Desde lo alto del paso, la vista que se ofrecía era majestuosa. El valle discurría entre soles y sombras y se perdía allá donde empezaban las rocas empinadas y en donde, como decían los vecinos, para ver el cielo hay que mirar para arriba. Algún chopo se había teñido ya de amarillo, la hierba estaba perdiendo su verdor, el río aguardaba a que las nubes llenaran su cauce y las gentes del lugar se preparaban para la llegada de su amiga la nieve. Los ganados iban bajando y acercándose a los pueblos, los niños preparaban sus mochilas y los pájaros recogían cada tarde a sus polluelos y les enseñaban a resguardarse. Todos sabían lo que iba a suceder.

El camino hacia el fondo del valle se retorcía en un mar de curvas y en cada una de ellas, la montaña de caliza blanca se acercaba un poco más. El valle se iba hundiendo siguiendo un pequeño río.

El maestro, que ya conocía el paisaje y el lugar por sus andanzas de montañero y por los cursos pasados, se preguntó, una vez más, si era acertada su decisión de continuar otro año en aquel lugar que era a la vez un paraíso y un encierro voluntario en los agrestes días de un largo invierno.

Llegó hasta el pueblo cuando ya las sombras se cernían sobre los tejados de las casas. Una niña, rara por su cabello rubio, corrió por las casas al grito de “Ha llegado el maestro”. Y, en cuestión de minutos, todo el pueblo, con los niños delante, estaba preparado para recibirlo y ayudarle a subir sus cosas hasta la casa, en la parte superior de la escuela. Todo estaba preparado para un nuevo curso. El maestro saludó a los vecinos y abrazó a sus niños alborozados, viendo que faltaba alguno pero que algún otro se había unido al grupo.
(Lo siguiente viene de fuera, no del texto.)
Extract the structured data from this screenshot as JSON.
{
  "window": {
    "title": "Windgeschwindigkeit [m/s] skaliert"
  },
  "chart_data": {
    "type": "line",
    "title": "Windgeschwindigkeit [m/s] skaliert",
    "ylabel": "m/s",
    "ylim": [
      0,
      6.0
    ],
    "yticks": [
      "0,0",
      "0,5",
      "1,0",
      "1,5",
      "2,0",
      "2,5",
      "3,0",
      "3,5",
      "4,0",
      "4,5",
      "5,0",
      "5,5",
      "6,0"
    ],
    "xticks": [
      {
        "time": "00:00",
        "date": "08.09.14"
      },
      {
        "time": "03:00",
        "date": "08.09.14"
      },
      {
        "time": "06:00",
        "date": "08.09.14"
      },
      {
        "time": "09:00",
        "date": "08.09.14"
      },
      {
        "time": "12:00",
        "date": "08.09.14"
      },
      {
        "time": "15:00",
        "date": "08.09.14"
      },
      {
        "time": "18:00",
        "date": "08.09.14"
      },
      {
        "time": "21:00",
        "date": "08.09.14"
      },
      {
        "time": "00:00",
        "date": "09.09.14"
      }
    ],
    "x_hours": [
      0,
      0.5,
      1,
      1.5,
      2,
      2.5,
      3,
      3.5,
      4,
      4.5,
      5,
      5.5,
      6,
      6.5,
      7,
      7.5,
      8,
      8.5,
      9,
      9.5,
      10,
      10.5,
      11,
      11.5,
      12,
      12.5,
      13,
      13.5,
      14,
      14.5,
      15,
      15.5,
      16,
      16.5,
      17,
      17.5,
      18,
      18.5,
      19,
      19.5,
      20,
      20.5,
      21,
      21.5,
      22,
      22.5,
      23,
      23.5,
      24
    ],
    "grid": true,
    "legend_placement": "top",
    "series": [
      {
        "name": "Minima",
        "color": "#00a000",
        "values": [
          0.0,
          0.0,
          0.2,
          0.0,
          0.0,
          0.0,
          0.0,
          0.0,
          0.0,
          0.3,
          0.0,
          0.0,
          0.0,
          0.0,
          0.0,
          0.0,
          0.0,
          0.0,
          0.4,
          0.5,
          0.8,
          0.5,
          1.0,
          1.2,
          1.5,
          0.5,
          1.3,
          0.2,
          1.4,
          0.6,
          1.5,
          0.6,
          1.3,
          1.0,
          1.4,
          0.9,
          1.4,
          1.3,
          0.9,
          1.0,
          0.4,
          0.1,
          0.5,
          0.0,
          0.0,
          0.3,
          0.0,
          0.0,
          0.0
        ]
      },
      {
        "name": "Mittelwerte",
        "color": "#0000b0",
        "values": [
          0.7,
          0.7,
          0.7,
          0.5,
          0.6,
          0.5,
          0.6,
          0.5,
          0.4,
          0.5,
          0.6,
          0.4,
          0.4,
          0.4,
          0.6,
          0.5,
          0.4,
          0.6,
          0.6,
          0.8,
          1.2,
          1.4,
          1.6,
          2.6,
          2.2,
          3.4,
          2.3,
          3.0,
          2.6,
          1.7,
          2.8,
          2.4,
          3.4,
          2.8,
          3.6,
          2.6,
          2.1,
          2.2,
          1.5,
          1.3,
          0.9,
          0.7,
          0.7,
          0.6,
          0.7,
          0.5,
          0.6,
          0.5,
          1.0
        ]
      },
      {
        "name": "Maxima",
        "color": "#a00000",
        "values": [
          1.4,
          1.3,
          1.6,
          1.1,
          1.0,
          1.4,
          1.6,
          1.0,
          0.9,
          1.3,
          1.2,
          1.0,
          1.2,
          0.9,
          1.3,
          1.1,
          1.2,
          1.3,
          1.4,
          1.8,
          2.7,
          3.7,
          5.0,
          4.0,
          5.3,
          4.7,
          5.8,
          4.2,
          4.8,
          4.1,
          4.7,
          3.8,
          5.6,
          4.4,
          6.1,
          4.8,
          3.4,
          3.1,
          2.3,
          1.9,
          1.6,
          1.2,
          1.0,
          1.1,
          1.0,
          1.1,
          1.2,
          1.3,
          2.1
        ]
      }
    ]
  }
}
Y empezaron las clases y el maestro, aprovechando los últimos días de septiembre, cogía al grupo de alumnos y los llevaba un poco más cerca de las montañas blancas, para enseñarles el río, los árboles, las peñas y los pocos animales que encontraban. Todos a su alrededor, escuchando mientras jugaban. Habían subido un poco por un sendero no muy pendiente. Desde allí, el pueblo se veía muy pequeño entre las montañas.

Una niña, de nombre extranjero, nueva en el pueblo ese año, se levantó de pronto, abandonando la tarea de recoger hojas “puntiagudas” que al día siguiente clasificarían en la escuela. Corrió hacia el maestro. Le cogió del pantalón mientras le gritaba: “Señor maestro, señor maestro, tenemos que marchar para el pueblo inmediatamente.” Y se puso a llorar desconsoladamente.

Nadie entendía nada. Los niños la miraban extrañados y se encogían de hombros ante la mirada atónita del maestro. La niña tendría unos cinco años y no paraba de llorar, abrazada al profesor que miraba, preocupado, a su alrededor en busca de algún posible peligro que él no hubiera advertido. El sol se estaba empezando a ocultar pero les sobraba tiempo para llegar a casa todavía con claridad suficiente.

Cuando logró que la niña se calmara un poco, le preguntó por el motivo de su lloro para tranquilizarla. Ella, entre sollozos aún, le explicó que su madre siempre le decía que tenía que ir para casa cuando las blancas montañas de aquel valle se pusieran de color de rosa.

Y miró a las montañas. Todo el grupo, incluido el señor maestro, miraron las montañas y vieron cómo se habían teñido de rosa al recoger los últimos rayos del sol del atardecer.

En silencio, con la niña ya más calmada, emprendieron el regreso.